Out of these, 1 in 10 (9.7%) was flagged to the customer for checking, while a further 2.7% were classed as high risk and passed to a SOC analyst for deeper analysis. 6,000 required immediate defensive action to contain and neutralise the threat.
The three most common high-risk detections by Managed XDR and investigated by SOC analysts during the first six months of 2023 were:
1. "Impossible travel" login events
These occur when a detection shows a user is trying to log into a cloud account from two geographically different locations in rapid succession, with the distance between them impossible to cover in the time between logins. While this can mean they are using a VPN for one of the sessions, it is often a sign that an attacker has accessed a user's account.

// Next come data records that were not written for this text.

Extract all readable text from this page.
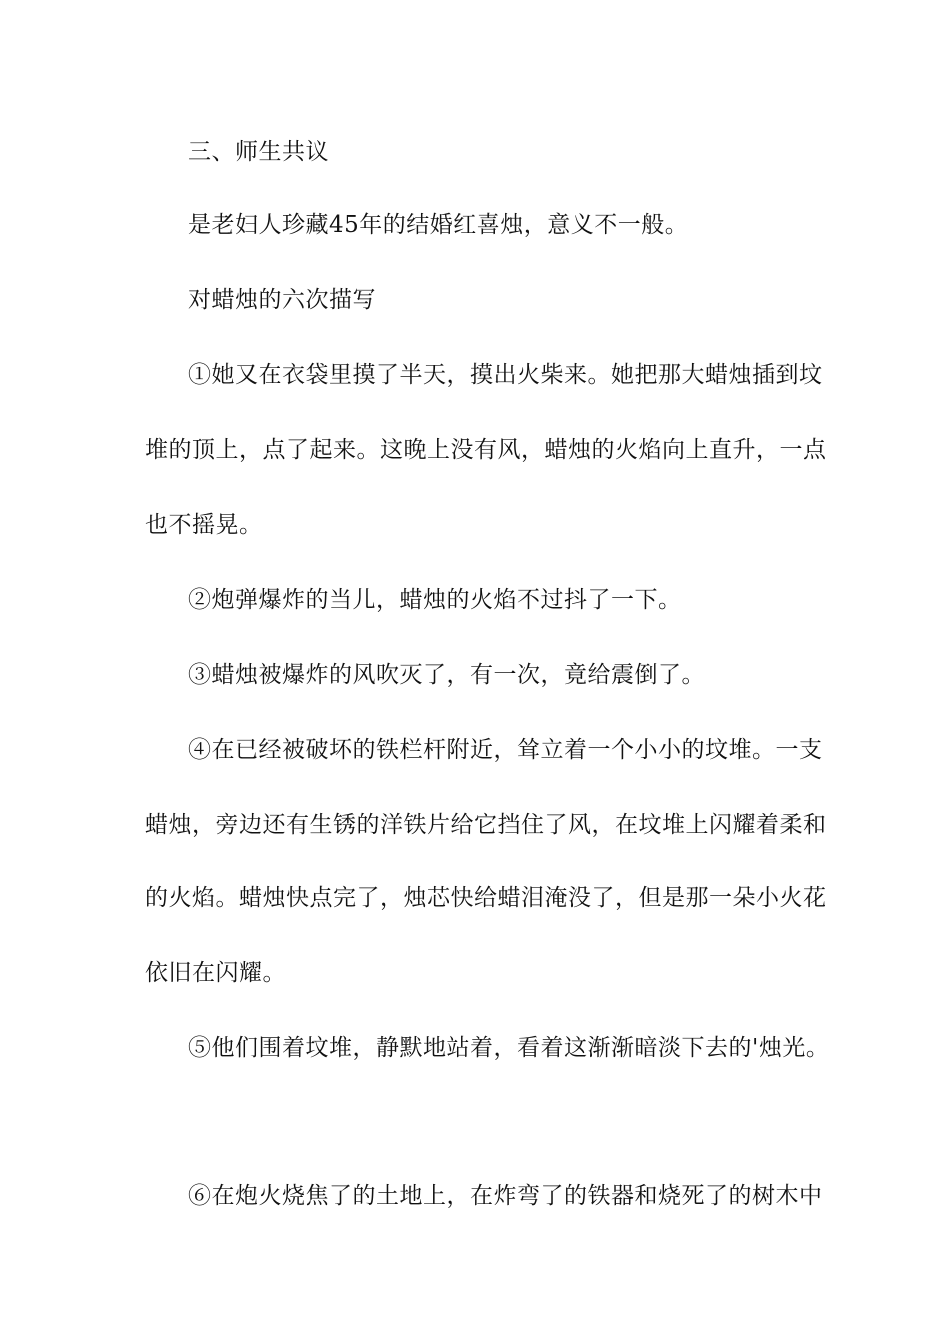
三、师生共议
是老妇人珍藏45年的结婚红喜烛，意义不一般。
对蜡烛的六次描写
①她又在衣袋里摸了半天，摸出火柴来。她把那大蜡烛插到坟
堆的顶上，点了起来。这晚上没有风，蜡烛的火焰向上直升，一点
也不摇晃。
②炮弹爆炸的当儿，蜡烛的火焰不过抖了一下。
③蜡烛被爆炸的风吹灭了，有一次，竟给震倒了。
④在已经被破坏的铁栏杆附近，耸立着一个小小的坟堆。一支
蜡烛，旁边还有生锈的洋铁片给它挡住了风，在坟堆上闪耀着柔和
的火焰。蜡烛快点完了，烛芯快给蜡泪淹没了，但是那一朵小火花
依旧在闪耀。
⑤他们围着坟堆，静默地站着，看着这渐渐暗淡下去的'烛光。
⑥在炮火烧焦了的土地上，在炸弯了的铁器和烧死了的树木中
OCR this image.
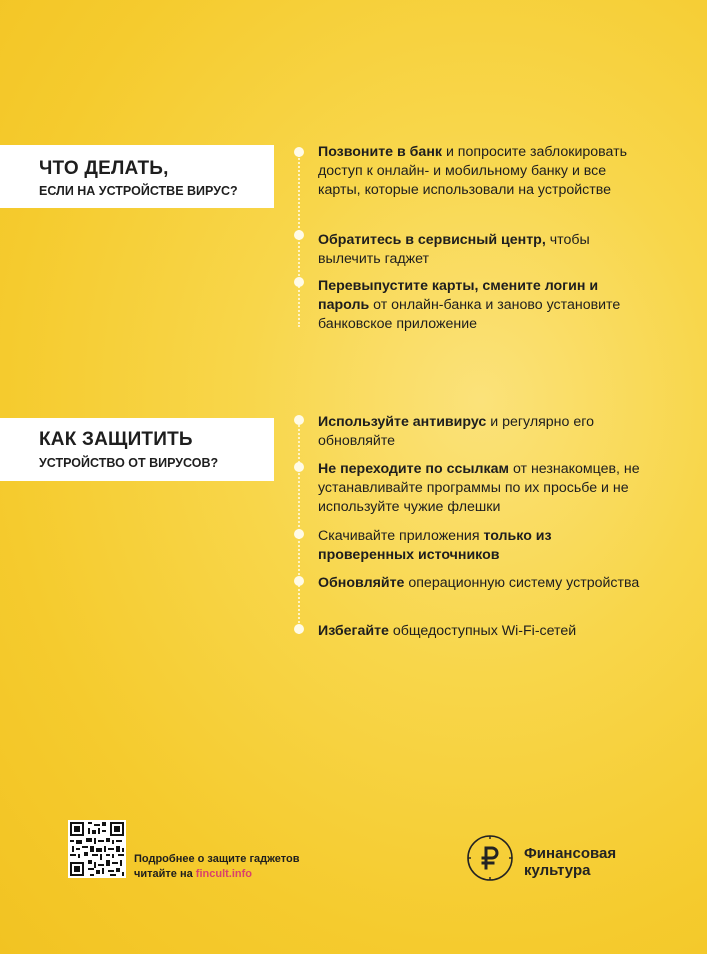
ЧТО ДЕЛАТЬ,
ЕСЛИ НА УСТРОЙСТВЕ ВИРУС?
Позвоните в банк и попросите заблокировать доступ к онлайн- и мобильному банку и все карты, которые использовали на устройстве
Обратитесь в сервисный центр, чтобы вылечить гаджет
Перевыпустите карты, смените логин и пароль от онлайн-банка и заново установите банковское приложение
КАК ЗАЩИТИТЬ
УСТРОЙСТВО ОТ ВИРУСОВ?
Используйте антивирус и регулярно его обновляйте
Не переходите по ссылкам от незнакомцев, не устанавливайте программы по их просьбе и не используйте чужие флешки
Скачивайте приложения только из проверенных источников
Обновляйте операционную систему устройства
Избегайте общедоступных Wi-Fi-сетей
Подробнее о защите гаджетов
читайте на fincult.info
Финансовая
культура
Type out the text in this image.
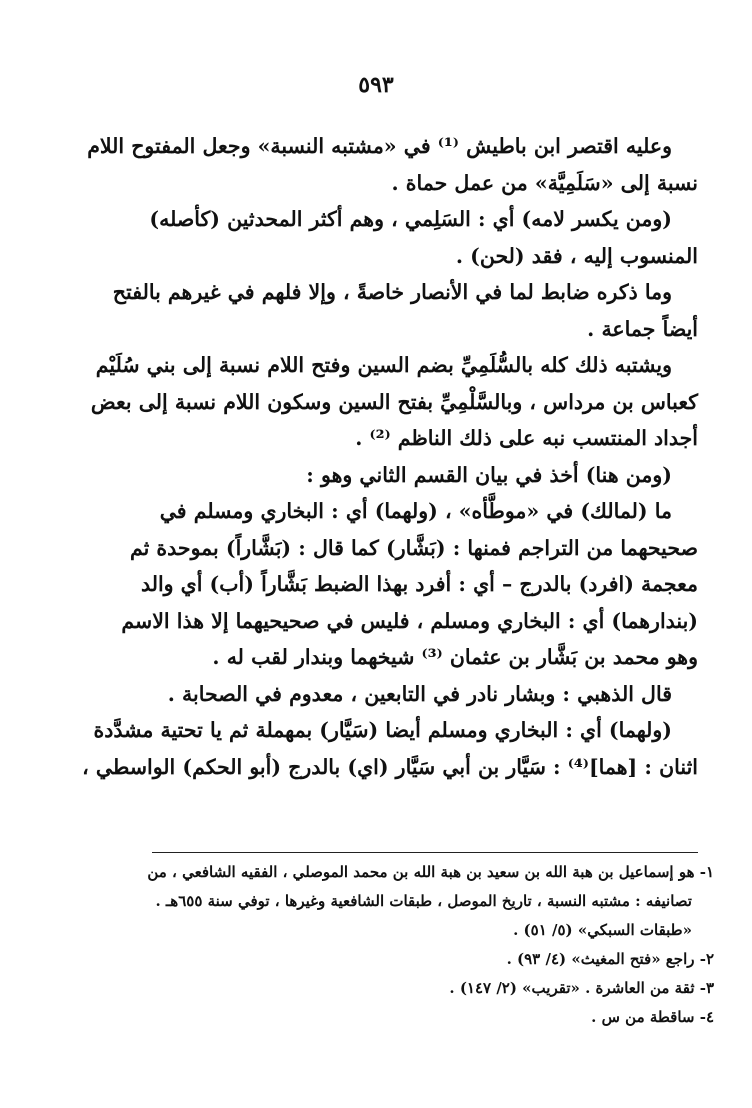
٥٩٣

وعليه اقتصر ابن باطيش ⁽¹⁾ في «مشتبه النسبة» وجعل المفتوح اللام

نسبة إلى «سَلَمِيَّة» من عمل حماة .

(ومن يكسر لامه) أي : السَلِمي ، وهم أكثر المحدثين (كأصله)

المنسوب إليه ، فقد (لحن) .

وما ذكره ضابط لما في الأنصار خاصةً ، وإلا فلهم في غيرهم بالفتح

أيضاً جماعة .

ويشتبه ذلك كله بالسُّلَمِيِّ بضم السين وفتح اللام نسبة إلى بني سُلَيْم

كعباس بن مرداس ، وبالسَّلْمِيِّ بفتح السين وسكون اللام نسبة إلى بعض

أجداد المنتسب نبه على ذلك الناظم ⁽²⁾ .

(ومن هنا) أخذ في بيان القسم الثاني وهو :

ما (لمالك) في «موطَّأه» ، (ولهما) أي : البخاري ومسلم في

صحيحهما من التراجم فمنها : (بَشَّار) كما قال : (بَشَّاراً) بموحدة ثم

معجمة (افرد) بالدرج – أي : أفرد بهذا الضبط بَشَّاراً (أب) أي والد

(بندارهما) أي : البخاري ومسلم ، فليس في صحيحيهما إلا هذا الاسم

وهو محمد بن بَشَّار بن عثمان ⁽³⁾ شيخهما وبندار لقب له .

قال الذهبي : وبشار نادر في التابعين ، معدوم في الصحابة .

(ولهما) أي : البخاري ومسلم أيضا (سَيَّار) بمهملة ثم يا تحتية مشدَّدة

اثنان : [هما]⁽⁴⁾ : سَيَّار بن أبي سَيَّار (اي) بالدرج (أبو الحكم) الواسطي ،

١- هو إسماعيل بن هبة الله بن سعيد بن هبة الله بن محمد الموصلي ، الفقيه الشافعي ، من

تصانيفه : مشتبه النسبة ، تاريخ الموصل ، طبقات الشافعية وغيرها ، توفي سنة ٦٥٥هـ .

«طبقات السبكي» (٥/ ٥١) .

٢- راجع «فتح المغيث» (٤/ ٩٣) .

٣- ثقة من العاشرة . «تقريب» (٢/ ١٤٧) .

٤- ساقطة من س .
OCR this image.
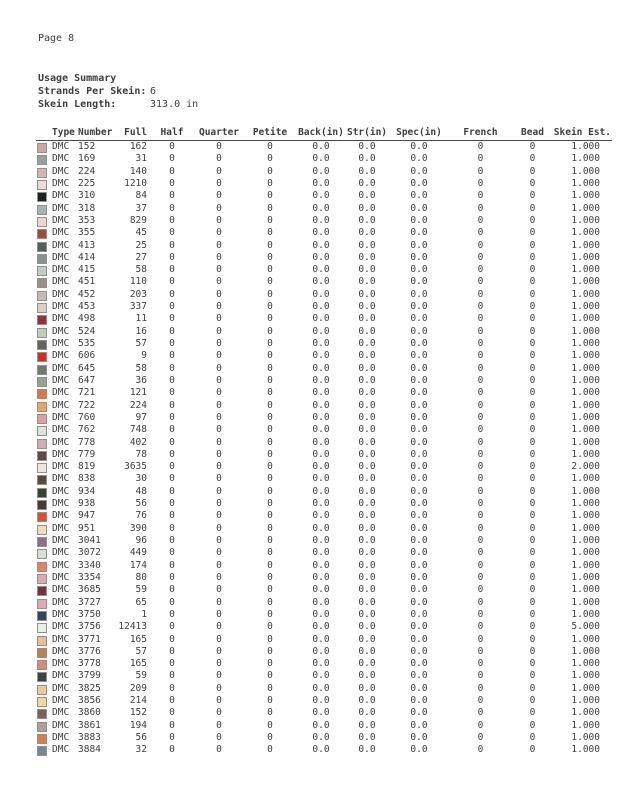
Page 8
Usage Summary
Strands Per Skein: 6
Skein Length:	313.0 in
	Type	Number	Full	Half	Quarter	Petite	Back(in)	Str(in)	Spec(in)	French	Bead	Skein Est.
	DMC	152	162	0	0	0	0.0	0.0	0.0	0	0	1.000
	DMC	169	31	0	0	0	0.0	0.0	0.0	0	0	1.000
	DMC	224	140	0	0	0	0.0	0.0	0.0	0	0	1.000
	DMC	225	1210	0	0	0	0.0	0.0	0.0	0	0	1.000
	DMC	310	84	0	0	0	0.0	0.0	0.0	0	0	1.000
	DMC	318	37	0	0	0	0.0	0.0	0.0	0	0	1.000
	DMC	353	829	0	0	0	0.0	0.0	0.0	0	0	1.000
	DMC	355	45	0	0	0	0.0	0.0	0.0	0	0	1.000
	DMC	413	25	0	0	0	0.0	0.0	0.0	0	0	1.000
	DMC	414	27	0	0	0	0.0	0.0	0.0	0	0	1.000
	DMC	415	58	0	0	0	0.0	0.0	0.0	0	0	1.000
	DMC	451	110	0	0	0	0.0	0.0	0.0	0	0	1.000
	DMC	452	203	0	0	0	0.0	0.0	0.0	0	0	1.000
	DMC	453	337	0	0	0	0.0	0.0	0.0	0	0	1.000
	DMC	498	11	0	0	0	0.0	0.0	0.0	0	0	1.000
	DMC	524	16	0	0	0	0.0	0.0	0.0	0	0	1.000
	DMC	535	57	0	0	0	0.0	0.0	0.0	0	0	1.000
	DMC	606	9	0	0	0	0.0	0.0	0.0	0	0	1.000
	DMC	645	58	0	0	0	0.0	0.0	0.0	0	0	1.000
	DMC	647	36	0	0	0	0.0	0.0	0.0	0	0	1.000
	DMC	721	121	0	0	0	0.0	0.0	0.0	0	0	1.000
	DMC	722	224	0	0	0	0.0	0.0	0.0	0	0	1.000
	DMC	760	97	0	0	0	0.0	0.0	0.0	0	0	1.000
	DMC	762	748	0	0	0	0.0	0.0	0.0	0	0	1.000
	DMC	778	402	0	0	0	0.0	0.0	0.0	0	0	1.000
	DMC	779	78	0	0	0	0.0	0.0	0.0	0	0	1.000
	DMC	819	3635	0	0	0	0.0	0.0	0.0	0	0	2.000
	DMC	838	30	0	0	0	0.0	0.0	0.0	0	0	1.000
	DMC	934	48	0	0	0	0.0	0.0	0.0	0	0	1.000
	DMC	938	56	0	0	0	0.0	0.0	0.0	0	0	1.000
	DMC	947	76	0	0	0	0.0	0.0	0.0	0	0	1.000
	DMC	951	390	0	0	0	0.0	0.0	0.0	0	0	1.000
	DMC	3041	96	0	0	0	0.0	0.0	0.0	0	0	1.000
	DMC	3072	449	0	0	0	0.0	0.0	0.0	0	0	1.000
	DMC	3340	174	0	0	0	0.0	0.0	0.0	0	0	1.000
	DMC	3354	80	0	0	0	0.0	0.0	0.0	0	0	1.000
	DMC	3685	59	0	0	0	0.0	0.0	0.0	0	0	1.000
	DMC	3727	65	0	0	0	0.0	0.0	0.0	0	0	1.000
	DMC	3750	1	0	0	0	0.0	0.0	0.0	0	0	1.000
	DMC	3756	12413	0	0	0	0.0	0.0	0.0	0	0	5.000
	DMC	3771	165	0	0	0	0.0	0.0	0.0	0	0	1.000
	DMC	3776	57	0	0	0	0.0	0.0	0.0	0	0	1.000
	DMC	3778	165	0	0	0	0.0	0.0	0.0	0	0	1.000
	DMC	3799	59	0	0	0	0.0	0.0	0.0	0	0	1.000
	DMC	3825	209	0	0	0	0.0	0.0	0.0	0	0	1.000
	DMC	3856	214	0	0	0	0.0	0.0	0.0	0	0	1.000
	DMC	3860	152	0	0	0	0.0	0.0	0.0	0	0	1.000
	DMC	3861	194	0	0	0	0.0	0.0	0.0	0	0	1.000
	DMC	3883	56	0	0	0	0.0	0.0	0.0	0	0	1.000
	DMC	3884	32	0	0	0	0.0	0.0	0.0	0	0	1.000
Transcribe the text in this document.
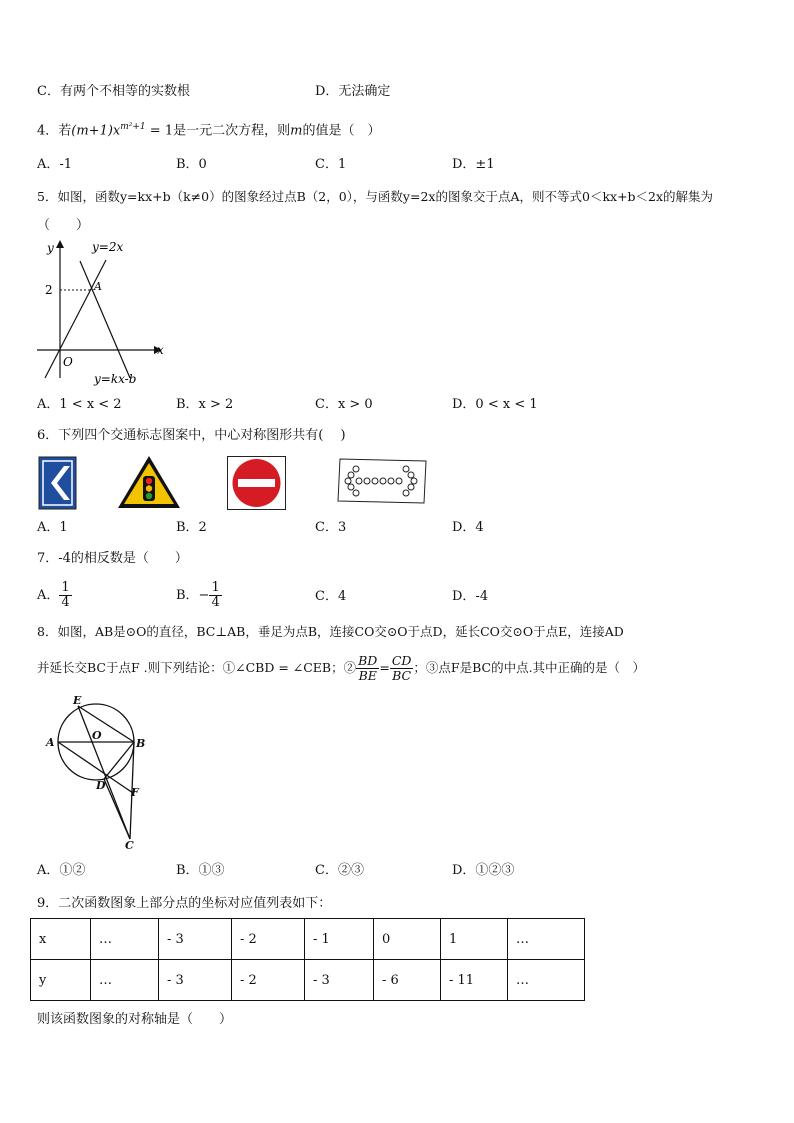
C．有两个不相等的实数根	D．无法确定
4．若$(m+1)x^{m^2+1} = 1$是一元二次方程，则m的值是（　）
A．-1	B．0	C．1	D．±1
5．如图，函数y=kx+b（k≠0）的图象经过点B（2，0），与函数y=2x的图象交于点A，则不等式0＜kx+b＜2x的解集为
（　　）
y
x
y=2x
y=kx-b
A
O
2
A．1 < x < 2	B．x > 2	C．x > 0	D．0 < x < 1
6．下列四个交通标志图案中，中心对称图形共有(　 )
A．1	B．2	C．3	D．4
7．-4的相反数是（　　）
A． $\frac{1}{4}$	B．− $\frac{1}{4}$	C．4	D．-4
8．如图，AB是⊙O的直径，BC⊥AB，垂足为点B，连接CO交⊙O于点D，延长CO交⊙O于点E，连接AD
并延长交BC于点F .则下列结论：①∠CBD = ∠CEB；② $\frac{BD}{BE} = \frac{CD}{BC}$ ；③点F是BC的中点.其中正确的是（　）
E
A
O
B
D
F
C
A．①②	B．①③	C．②③	D．①②③
9．二次函数图象上部分点的坐标对应值列表如下：
x	…	- 3	- 2	- 1	0	1	…
y	…	- 3	- 2	- 3	- 6	- 11	…
则该函数图象的对称轴是（　　）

Barracuda XDR's impossible travel detection for Microsoft 365 accounts detected and blocked hundreds of attempted business email compromise (BEC) attacks between January and July.
2. "Anomaly" detections
These detections identify unusual or unexpected activity in a user's account. This could include rare or one-off login times, unusual file access patterns, or excessive account creation for an individual user or organisation. Such detections can indicate various problems, including malware infections, phishing attacks, and insider threats.
Barracuda Managed XDR has a Windows "rare hour for user" detection baseline that recognises the sign-in patterns for a particular user and flags when that user logs in at an unusual time. The SOC team has issued over 400 alerts for this activity since January 2023.
3. Communication with known malicious artifacts
These detections identify communication with red-flagged or known malicious IP addresses, domains, or files. This can be a sign of a malware infection or a phishing attack.
Although AI can significantly enhance security and minimise high-risk detections, Barracuda says it can also be used for malicious purposes by attackers.
For example, generative AI language tools can create highly convincing emails that closely mimic a legitimate company's style, making it much more difficult for individuals to discern whether an email is legitimate or a phishing, account takeover, or BEC attempt.
Attackers will also likely use AI tools to automate and dynamically emulate adversarial behaviours, making their attacks more effective and harder to detect. For example, AI-powered command line utilities can rapidly adapt to changes in a target's defences, identify vulnerabilities, or even learn from failed attempts to improve subsequent attacks.
An early example of such a tool is "WormGPT," which is already being advertised on an underground forum and can be used by threat actors to automate the generation of malicious scripts and commands and adapt them dynamically to each specific target.
As AI advances, Barracuda warns that organisations must be aware of the potential risks and take steps to mitigate them.
Barracuda says this should involve robust authentication measures, such as multifactor authentication at a minimum, but ideally moving to Zero Trust approaches and continuous employee training, particularly with regard to phishing attacks.
IT security teams and their external security providers should also stay informed about the latest AI-powered threats and adapt their security posture. It is equally important to remember the basics: ensure that systems and software are kept up to date and that teams have complete visibility of the IT environment.
Barracuda recommends options for managed support, including XDR and round-the-clock (24×7) SOC-as-a-service to monitor, detect, and respond to cyber threats at any time of day or night, always keeping you and your assets safe.